As a platform dedicated to providing access to high quality data and tooling we need to measure how useful our users find DataHub's services. Measurable values like how many users we have, site traffic, how many people run our data CLI tool, how many of our datasets are published etc. are all key performance indicators (KPIs) that demonstrate how effectively we do as a company in terms of achieving our key business objectives.

In order to monitor our KPIs, we want to do the followings:

  • collect KPIs from Google Analytics and internal APIs so we can keep all stats in the one place;
  • package the CSV data and publish it to DataHub so we have a standardized, cleaned and validated dataset of our KPIs;
  • add visualizations to easily and quickly see insights.

The problem of KPIs tracking

In order to keep up-to-date with the usage of our website and services, we collect stats from various sources - our SQL database, our search API, Google Analytics for datahub.io, etc. This process of collection had been done manually at first which presented significant problems for us - it was time consuming and prone to human error as it required tediously scrolling pages and clicking buttons for a long period of time that got longer the more stats we decided to collect.

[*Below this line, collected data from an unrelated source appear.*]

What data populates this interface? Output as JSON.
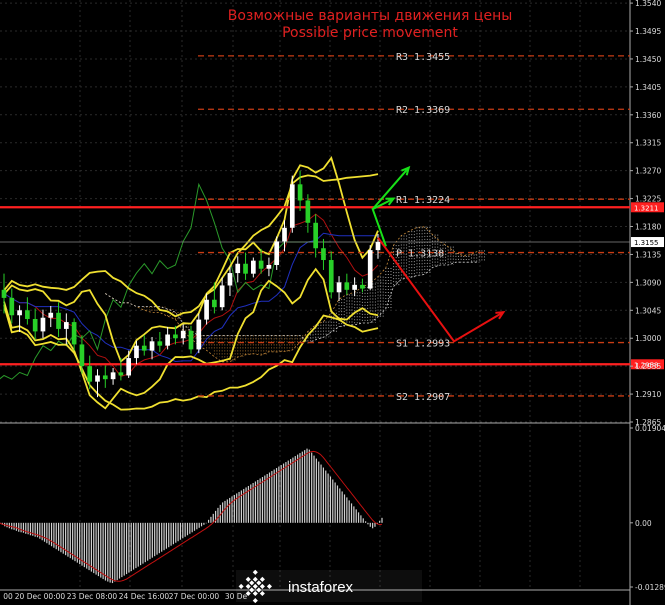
{
  "chart_data": {
    "type": "line",
    "title": "Возможные варианты движения цены",
    "subtitle": "Possible price movement",
    "ylim": [
      1.2865,
      1.3545
    ],
    "y_ticks": [
      "1.3540",
      "1.3495",
      "1.3450",
      "1.3405",
      "1.3360",
      "1.3315",
      "1.3270",
      "1.3225",
      "1.3180",
      "1.3135",
      "1.3090",
      "1.3045",
      "1.3000",
      "1.2955",
      "1.2910",
      "1.2865"
    ],
    "x_tick_labels": [
      "00",
      "20 Dec 00:00",
      "23 Dec 08:00",
      "24 Dec 16:00",
      "27 Dec 00:00",
      "30 De"
    ],
    "current_price": "1.3155",
    "red_line_upper_label": "1.3211",
    "red_line_lower_label": "1.2958",
    "red_line_upper": 1.3211,
    "red_line_lower": 1.2958,
    "pivot_levels": [
      {
        "label": "R3 1.3455",
        "value": 1.3455
      },
      {
        "label": "R2 1.3369",
        "value": 1.3369
      },
      {
        "label": "R1 1.3224",
        "value": 1.3224
      },
      {
        "label": "P  1.3138",
        "value": 1.3138
      },
      {
        "label": "S1 1.2993",
        "value": 1.2993
      },
      {
        "label": "S2 1.2907",
        "value": 1.2907
      }
    ],
    "candles": [
      [
        1.3078,
        1.3104,
        1.304,
        1.3065
      ],
      [
        1.3065,
        1.308,
        1.3024,
        1.3037
      ],
      [
        1.3037,
        1.3053,
        1.301,
        1.3045
      ],
      [
        1.3045,
        1.3066,
        1.3022,
        1.3031
      ],
      [
        1.3031,
        1.3048,
        1.2998,
        1.3011
      ],
      [
        1.3011,
        1.3046,
        1.3,
        1.3033
      ],
      [
        1.3033,
        1.3052,
        1.3018,
        1.3041
      ],
      [
        1.3041,
        1.3058,
        1.3002,
        1.3015
      ],
      [
        1.3015,
        1.304,
        1.299,
        1.3026
      ],
      [
        1.3026,
        1.3032,
        1.298,
        1.299
      ],
      [
        1.299,
        1.3005,
        1.2943,
        1.2955
      ],
      [
        1.2955,
        1.2972,
        1.2918,
        1.293
      ],
      [
        1.293,
        1.295,
        1.2905,
        1.294
      ],
      [
        1.294,
        1.2956,
        1.292,
        1.2934
      ],
      [
        1.2934,
        1.2952,
        1.2925,
        1.2945
      ],
      [
        1.2945,
        1.2968,
        1.2932,
        1.294
      ],
      [
        1.294,
        1.298,
        1.2936,
        1.2968
      ],
      [
        1.2968,
        1.2996,
        1.2958,
        1.2988
      ],
      [
        1.2988,
        1.3005,
        1.2972,
        1.298
      ],
      [
        1.298,
        1.3002,
        1.2966,
        1.2995
      ],
      [
        1.2995,
        1.301,
        1.2978,
        1.2988
      ],
      [
        1.2988,
        1.3018,
        1.2982,
        1.3006
      ],
      [
        1.3006,
        1.302,
        1.299,
        1.3
      ],
      [
        1.3,
        1.3022,
        1.299,
        1.3012
      ],
      [
        1.3012,
        1.302,
        1.2975,
        1.2982
      ],
      [
        1.2982,
        1.304,
        1.2976,
        1.303
      ],
      [
        1.303,
        1.3072,
        1.3022,
        1.3062
      ],
      [
        1.3062,
        1.309,
        1.304,
        1.305
      ],
      [
        1.305,
        1.3098,
        1.3045,
        1.3085
      ],
      [
        1.3085,
        1.3115,
        1.3068,
        1.3105
      ],
      [
        1.3105,
        1.3132,
        1.309,
        1.312
      ],
      [
        1.312,
        1.3138,
        1.3094,
        1.3104
      ],
      [
        1.3104,
        1.313,
        1.3098,
        1.3125
      ],
      [
        1.3125,
        1.3144,
        1.3104,
        1.3112
      ],
      [
        1.3112,
        1.313,
        1.31,
        1.3118
      ],
      [
        1.3118,
        1.3164,
        1.311,
        1.3156
      ],
      [
        1.3156,
        1.319,
        1.314,
        1.3178
      ],
      [
        1.3178,
        1.3262,
        1.317,
        1.3248
      ],
      [
        1.3248,
        1.327,
        1.3205,
        1.3222
      ],
      [
        1.3222,
        1.3232,
        1.317,
        1.3186
      ],
      [
        1.3186,
        1.32,
        1.313,
        1.3145
      ],
      [
        1.3145,
        1.316,
        1.311,
        1.3126
      ],
      [
        1.3126,
        1.314,
        1.3064,
        1.3074
      ],
      [
        1.3074,
        1.31,
        1.306,
        1.309
      ],
      [
        1.309,
        1.3104,
        1.307,
        1.3078
      ],
      [
        1.3078,
        1.3098,
        1.3068,
        1.3086
      ],
      [
        1.3086,
        1.3096,
        1.3074,
        1.308
      ],
      [
        1.308,
        1.315,
        1.3078,
        1.3142
      ],
      [
        1.3142,
        1.3168,
        1.3128,
        1.3155
      ]
    ],
    "arrows": [
      {
        "color": "#18e018",
        "points": [
          [
            1.3148,
            0
          ],
          [
            1.3208,
            -0.035
          ],
          [
            1.3225,
            0.02
          ]
        ]
      },
      {
        "color": "#18e018",
        "points": [
          [
            1.3208,
            -0.035
          ],
          [
            1.3275,
            0.06
          ]
        ]
      },
      {
        "color": "#e81010",
        "points": [
          [
            1.3162,
            0
          ],
          [
            1.2995,
            0.2
          ],
          [
            1.3042,
            0.33
          ]
        ]
      }
    ],
    "histogram_ylim": [
      -0.01289,
      0.01904
    ],
    "histogram_ticks": [
      "0.01904",
      "0.00",
      "-0.01289"
    ],
    "histogram": [
      -0.0001,
      -0.0002,
      -0.0003,
      -0.0004,
      -0.0005,
      -0.0006,
      -0.0007,
      -0.0008,
      -0.0009,
      -0.0009,
      -0.001,
      -0.0011,
      -0.0011,
      -0.0012,
      -0.0012,
      -0.0013,
      -0.0013,
      -0.0014,
      -0.0014,
      -0.0015,
      -0.0016,
      -0.0016,
      -0.0017,
      -0.0017,
      -0.0018,
      -0.0018,
      -0.0019,
      -0.0019,
      -0.0019,
      -0.002,
      -0.002,
      -0.0021,
      -0.0021,
      -0.0022,
      -0.0022,
      -0.0023,
      -0.0023,
      -0.0024,
      -0.0024,
      -0.0025,
      -0.0025,
      -0.0026,
      -0.0026,
      -0.0027,
      -0.0027,
      -0.0028,
      -0.0028,
      -0.0029,
      -0.0029,
      -0.003,
      -0.0031,
      -0.0032,
      -0.0033,
      -0.0034,
      -0.0035,
      -0.0036,
      -0.0037,
      -0.0038,
      -0.0039,
      -0.004,
      -0.0041,
      -0.0042,
      -0.0043,
      -0.0044,
      -0.0045,
      -0.0046,
      -0.0047,
      -0.0048,
      -0.0049,
      -0.005,
      -0.0051,
      -0.0052,
      -0.0053,
      -0.0054,
      -0.0055,
      -0.0056,
      -0.0057,
      -0.0058,
      -0.0059,
      -0.006,
      -0.0061,
      -0.0062,
      -0.0063,
      -0.0064,
      -0.0065,
      -0.0066,
      -0.0067,
      -0.0068,
      -0.0069,
      -0.007,
      -0.0071,
      -0.0072,
      -0.0073,
      -0.0074,
      -0.0075,
      -0.0076,
      -0.0077,
      -0.0078,
      -0.0079,
      -0.008,
      -0.0081,
      -0.0082,
      -0.0083,
      -0.0084,
      -0.0085,
      -0.0086,
      -0.0087,
      -0.0088,
      -0.0089,
      -0.009,
      -0.0091,
      -0.0092,
      -0.0093,
      -0.0094,
      -0.0095,
      -0.0096,
      -0.0097,
      -0.0098,
      -0.0099,
      -0.01,
      -0.0101,
      -0.0102,
      -0.0103,
      -0.0104,
      -0.0105,
      -0.0106,
      -0.0107,
      -0.0108,
      -0.0109,
      -0.011,
      -0.0111,
      -0.0112,
      -0.0113,
      -0.0114,
      -0.0115,
      -0.0116,
      -0.0117,
      -0.0118,
      -0.0118,
      -0.0119,
      -0.0119,
      -0.012,
      -0.012,
      -0.0121,
      -0.0121,
      -0.012,
      -0.0119,
      -0.0118,
      -0.0117,
      -0.0116,
      -0.0115,
      -0.0114,
      -0.0113,
      -0.0112,
      -0.0111,
      -0.011,
      -0.0109,
      -0.0108,
      -0.0107,
      -0.0106,
      -0.0105,
      -0.0104,
      -0.0103,
      -0.0102,
      -0.0101,
      -0.01,
      -0.0099,
      -0.0098,
      -0.0097,
      -0.0096,
      -0.0095,
      -0.0094,
      -0.0093,
      -0.0092,
      -0.0091,
      -0.009,
      -0.0089,
      -0.0088,
      -0.0087,
      -0.0086,
      -0.0085,
      -0.0084,
      -0.0083,
      -0.0082,
      -0.0081,
      -0.008,
      -0.0079,
      -0.0078,
      -0.0077,
      -0.0076,
      -0.0075,
      -0.0074,
      -0.0073,
      -0.0072,
      -0.0071,
      -0.007,
      -0.0069,
      -0.0068,
      -0.0067,
      -0.0066,
      -0.0065,
      -0.0064,
      -0.0063,
      -0.0062,
      -0.0061,
      -0.006,
      -0.0059,
      -0.0058,
      -0.0057,
      -0.0056,
      -0.0055,
      -0.0054,
      -0.0053,
      -0.0052,
      -0.0051,
      -0.005,
      -0.0049,
      -0.0048,
      -0.0047,
      -0.0046,
      -0.0045,
      -0.0044,
      -0.0043,
      -0.0042,
      -0.0041,
      -0.004,
      -0.0039,
      -0.0038,
      -0.0037,
      -0.0036,
      -0.0035,
      -0.0034,
      -0.0033,
      -0.0032,
      -0.0031,
      -0.003,
      -0.0029,
      -0.0028,
      -0.0027,
      -0.0026,
      -0.0025,
      -0.0024,
      -0.0023,
      -0.0022,
      -0.0021,
      -0.002,
      -0.0019,
      -0.0018,
      -0.0017,
      -0.0016,
      -0.0015,
      -0.0014,
      -0.0013,
      -0.0012,
      -0.0011,
      -0.001,
      -0.0009,
      -0.0008,
      -0.0007,
      -0.0006,
      -0.0005,
      -0.0004,
      -0.0003,
      -0.0002,
      -0.0001,
      0.0002,
      0.0004,
      0.0006,
      0.0008,
      0.001,
      0.0012,
      0.0014,
      0.0016,
      0.0018,
      0.002,
      0.0022,
      0.0024,
      0.0026,
      0.0028,
      0.003,
      0.0032,
      0.0034,
      0.0036,
      0.0038,
      0.004,
      0.0041,
      0.0042,
      0.0043,
      0.0044,
      0.0045,
      0.0046,
      0.0047,
      0.0048,
      0.0049,
      0.005,
      0.0051,
      0.0052,
      0.0053,
      0.0054,
      0.0055,
      0.0056,
      0.0057,
      0.0058,
      0.0059,
      0.006,
      0.0061,
      0.0062,
      0.0063,
      0.0064,
      0.0065,
      0.0066,
      0.0067,
      0.0068,
      0.0069,
      0.007,
      0.0071,
      0.0072,
      0.0073,
      0.0074,
      0.0075,
      0.0076,
      0.0077,
      0.0078,
      0.0079,
      0.008,
      0.0081,
      0.0082,
      0.0083,
      0.0084,
      0.0085,
      0.0086,
      0.0087,
      0.0088,
      0.0089,
      0.009,
      0.0091,
      0.0092,
      0.0093,
      0.0094,
      0.0095,
      0.0096,
      0.0097,
      0.0098,
      0.0099,
      0.01,
      0.0101,
      0.0102,
      0.0103,
      0.0104,
      0.0105,
      0.0106,
      0.0107,
      0.0108,
      0.0109,
      0.011,
      0.0111,
      0.0112,
      0.0113,
      0.0114,
      0.0115,
      0.0116,
      0.0117,
      0.0118,
      0.0119,
      0.012,
      0.0121,
      0.0122,
      0.0123,
      0.0124,
      0.0125,
      0.0126,
      0.0127,
      0.0128,
      0.0129,
      0.013,
      0.0131,
      0.0132,
      0.0133,
      0.0134,
      0.0135,
      0.0136,
      0.0137,
      0.0138,
      0.0139,
      0.014,
      0.0141,
      0.0142,
      0.0143,
      0.0144,
      0.0145,
      0.0146,
      0.0147,
      0.0148,
      0.0149,
      0.015,
      0.0149,
      0.0147,
      0.0145,
      0.0143,
      0.0141,
      0.0139,
      0.0137,
      0.0135,
      0.0133,
      0.0131,
      0.0129,
      0.0127,
      0.0125,
      0.0123,
      0.0121,
      0.0119,
      0.0117,
      0.0115,
      0.0113,
      0.0111,
      0.0109,
      0.0107,
      0.0105,
      0.0103,
      0.0101,
      0.0099,
      0.0097,
      0.0095,
      0.0093,
      0.0091,
      0.0089,
      0.0087,
      0.0085,
      0.0083,
      0.0081,
      0.0079,
      0.0077,
      0.0075,
      0.0073,
      0.0071,
      0.0069,
      0.0067,
      0.0065,
      0.0063,
      0.0061,
      0.0059,
      0.0057,
      0.0055,
      0.0053,
      0.0051,
      0.0049,
      0.0047,
      0.0045,
      0.0043,
      0.0041,
      0.0039,
      0.0037,
      0.0035,
      0.0033,
      0.0031,
      0.0029,
      0.0027,
      0.0025,
      0.0023,
      0.0021,
      0.0019,
      0.0017,
      0.0015,
      0.0013,
      0.0011,
      0.0009,
      0.0007,
      0.0005,
      0.0003,
      0.0001,
      -0.0001,
      -0.0003,
      -0.0005,
      -0.0007,
      -0.0008,
      -0.0009,
      -0.001,
      -0.0011,
      -0.001,
      -0.0009,
      -0.0008,
      -0.0006,
      -0.0004,
      -0.0002,
      0.0,
      0.0002,
      0.0004,
      0.0006,
      0.0008,
      0.001
    ]
  },
  "colors": {
    "background": "#000000",
    "candle_up": "#ffffff",
    "candle_down": "#28d028",
    "red_line": "#ff2020",
    "pivot_dash": "#c83c14",
    "bollinger": "#f0e030",
    "ichimoku_green": "#2a9a2a",
    "ichimoku_blue": "#2030c0",
    "ichimoku_red": "#b01010",
    "cloud_up": "#cfcfcf",
    "cloud_down": "#c88a3a",
    "hist_bar": "#d0d0d0",
    "signal_line": "#c01010"
  },
  "watermark": "instaforex"
}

Solution that we created to tackle tracking challenges

To address these issues we have created a scalable model for stats collection outlined in a github repo datahub-metrics with the task of collecting daily, weekly and biweekly stats for datahub.io and its services. The script is written in Python and it is ran automatically via cronjob on Travis. After collecting these stats, CSV data files are created.

Once we've automated KPIs collection, we wanted to output it on DataHub so our team can easily get insights.

Publish on DataHub

First we needed to package CSV data files so they have a standard metadata. We then wanted to publish it on DataHub so the team can access cleaned, normalized and validated data.

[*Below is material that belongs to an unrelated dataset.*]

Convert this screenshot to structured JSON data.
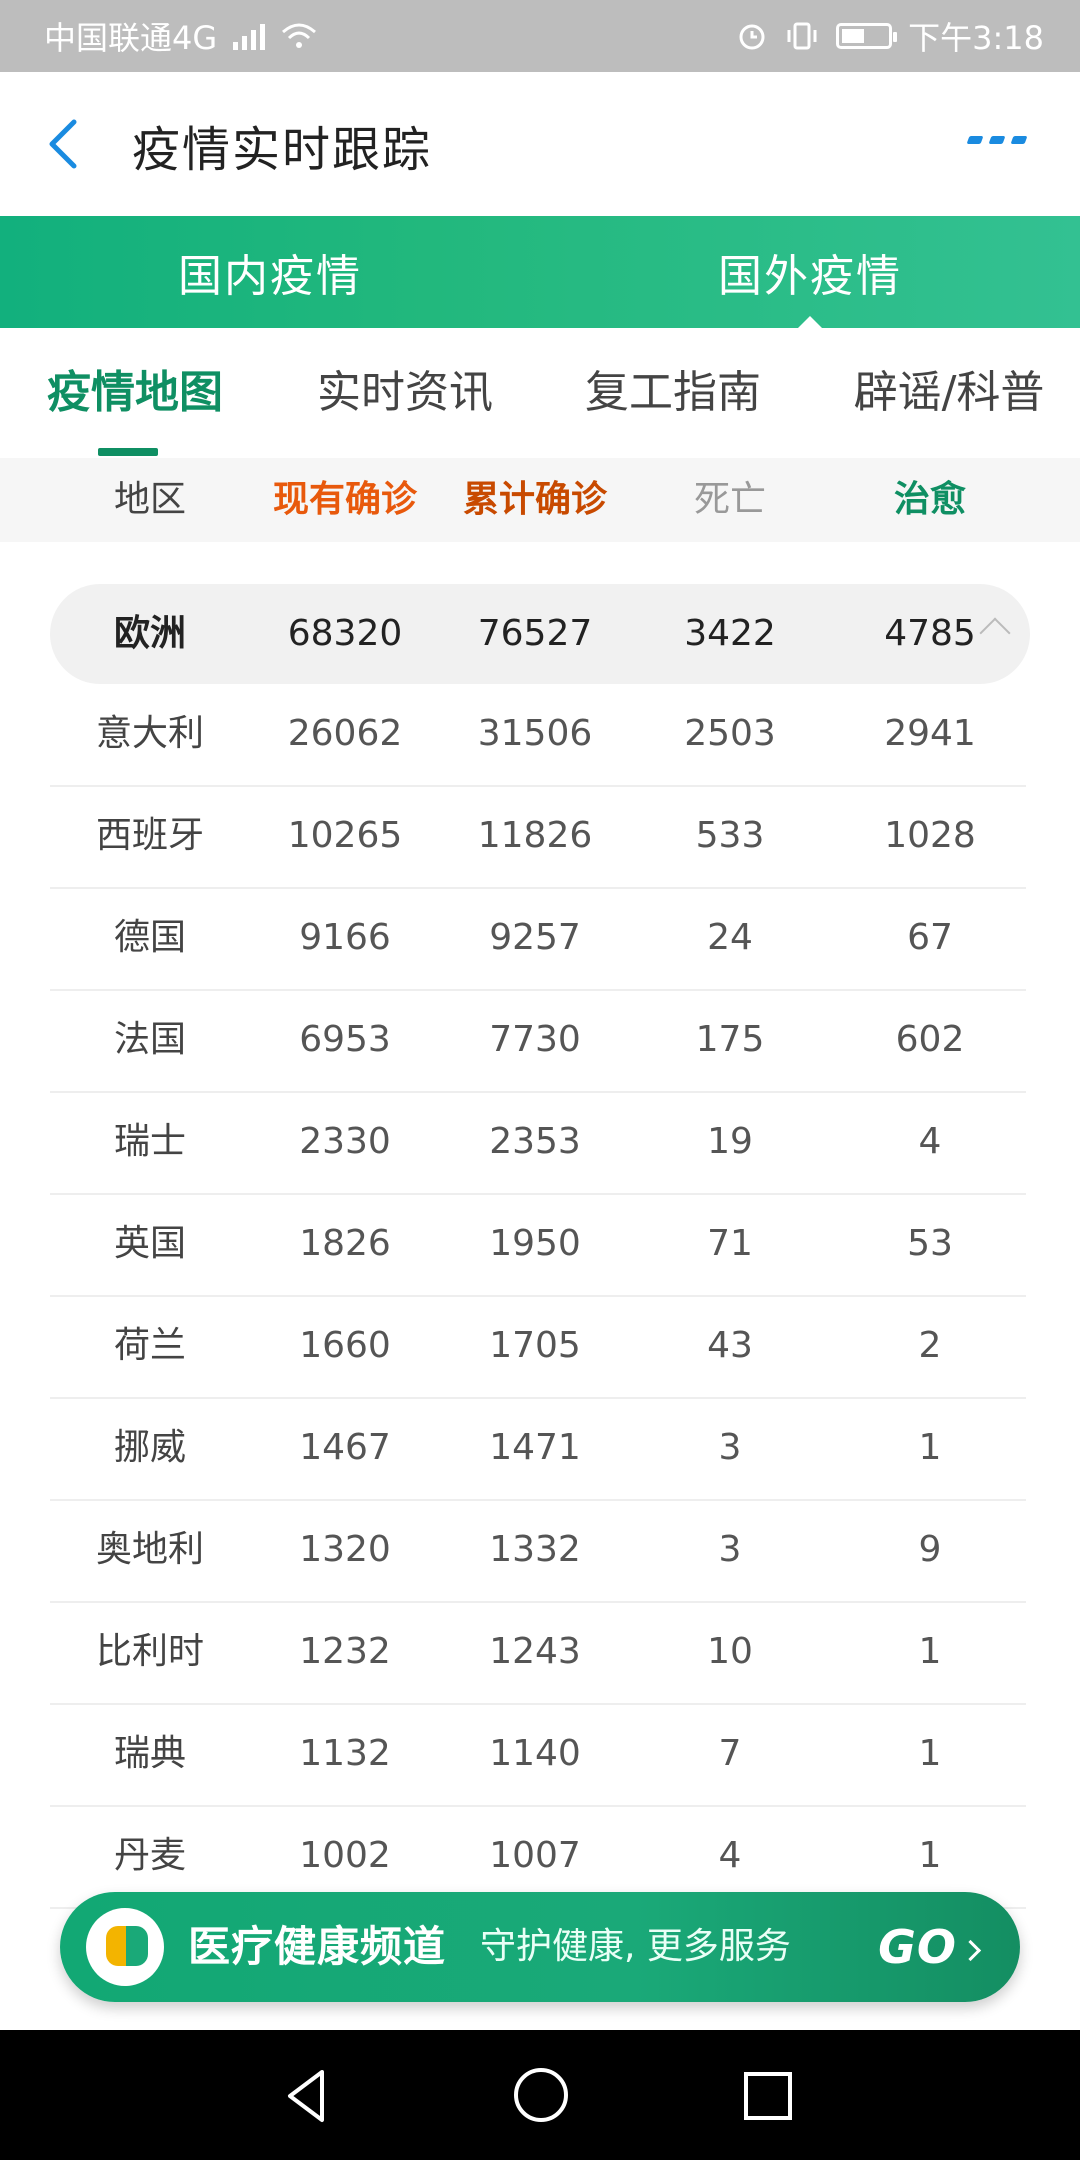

With our data CLI tool we can add metadata for our CSV files by running data init. This creates a JSON file datapackage.json, which contains information about the name, format and data type of the columns, encoding, missing values etc.:

{
    "name": "datahub-metrics",
    "title": "Datahub metrics",
    "resources": [...]
}

See full datapackage.json here.

Once the data is packaged, we just need to upload it to DataHub. By running data push command from the root directory of the dataset we have following link of our published data:

https://datahub.io/datahq/datahub-metrics

Visualization of the funnels

Now we want to identify and visualize the funnels that gives us an idea about where we should improve.

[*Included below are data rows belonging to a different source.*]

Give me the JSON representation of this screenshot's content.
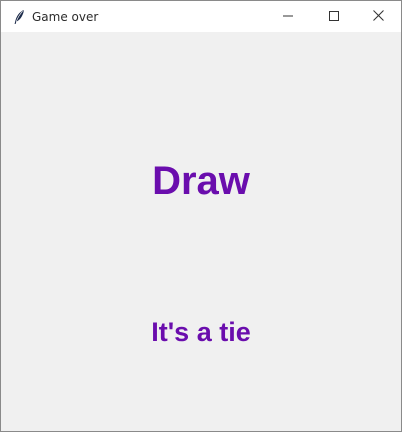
{
  "window": {
    "title": "Game over",
    "app_icon": "feather-icon",
    "controls": {
      "minimize_icon": "minimize-icon",
      "maximize_icon": "maximize-icon",
      "close_icon": "close-icon"
    }
  },
  "main": {
    "result_text": "Draw",
    "detail_text": "It's a tie"
  },
  "colors": {
    "accent": "#6a0dad",
    "background": "#f0f0f0",
    "titlebar": "#ffffff"
  }
}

We have defined couple of initial funnels that we think is important. We consider ratio of important KPIs against total unique visitors. This way we can tell if decrease in certain area caused by our latest implementations. We will visualize following KPIs:

  1. New sign ups
  2. Number of CLI downloads from the website

Below we have written how "views" property would look like in the datapackage.json file:

:::info In order to define how the graphs should look like we add a "views" property to datapackage.json file that will tell DataHub platform to create graphs on our page. By just editing a few lines in "views" property we can easily change the appearance of our graphs on the whim. Things like which stats to create graph for, which time period to display, average and max values etc. :::

{
    "name": "datahub-metrics",
    "title": "Datahub metrics",
    "resources": ["..."],
    "views": [
      {
        "name": "funnels",
        "title": "Funnels",
        "resources": [
            {
              "name": "biweekly_stats",
              "transform": [
                {
                  "type": "formula",
                  "expressions": [
                    "data['Total new users'] * 100 / data['Total Unique Visitors']",
                    "data['Downloads CLI (GA)'] * 100 / data['Total Unique Visitors']"
                  ],
                  "asFields": [
                    "Percentage of total new users in the sprint",
                    "Percentage of total CLI downloads from website in the sprint"
                  ]
                }
              ]
            }
        ],
        "specType": "simple",
        "spec": {
          "group": "Date",
          "series": [
            "Percentage of total new users in the sprint",
            "Percentage of total CLI downloads from website in the sprint"
          ],
          "type": "line",
          "ySuffix": "%"
        }
      }
    ]
}

These specifications are rendered as below on the DataHub:

By taking a look at this graph, we could say that number of CLI downloads significantly decreased since May 3, while number of sign ups remain at the same level. This must be due to redesign that we have implemented in the beginning of the May.

Summary

By creating 'datahub-metrics' and automating it via Travis CI we drastically shortened the time needed for collecting stats. That which would take at least a half an hour on a daily basis is now being done in no time and at assigned times with no possibility of human error. Once the stats are assembled in clean CSV files we use data-cli to package and publish it. The datapackage.json file is thus created and by adding a view section to it we can create and format customized visualizations on our dataset page. Every time the stats files are updated, so are the graphs.

By doing this we have created a scalable model for stats collection and created reusable python modules for interacting with google analytics, sql database, google sheets etc. You can use our platform to keep track of stats for your website and services the same way we did. We hope that you will find our approach informative and useful in your projects where tracking user interactions with your website and services is paramount.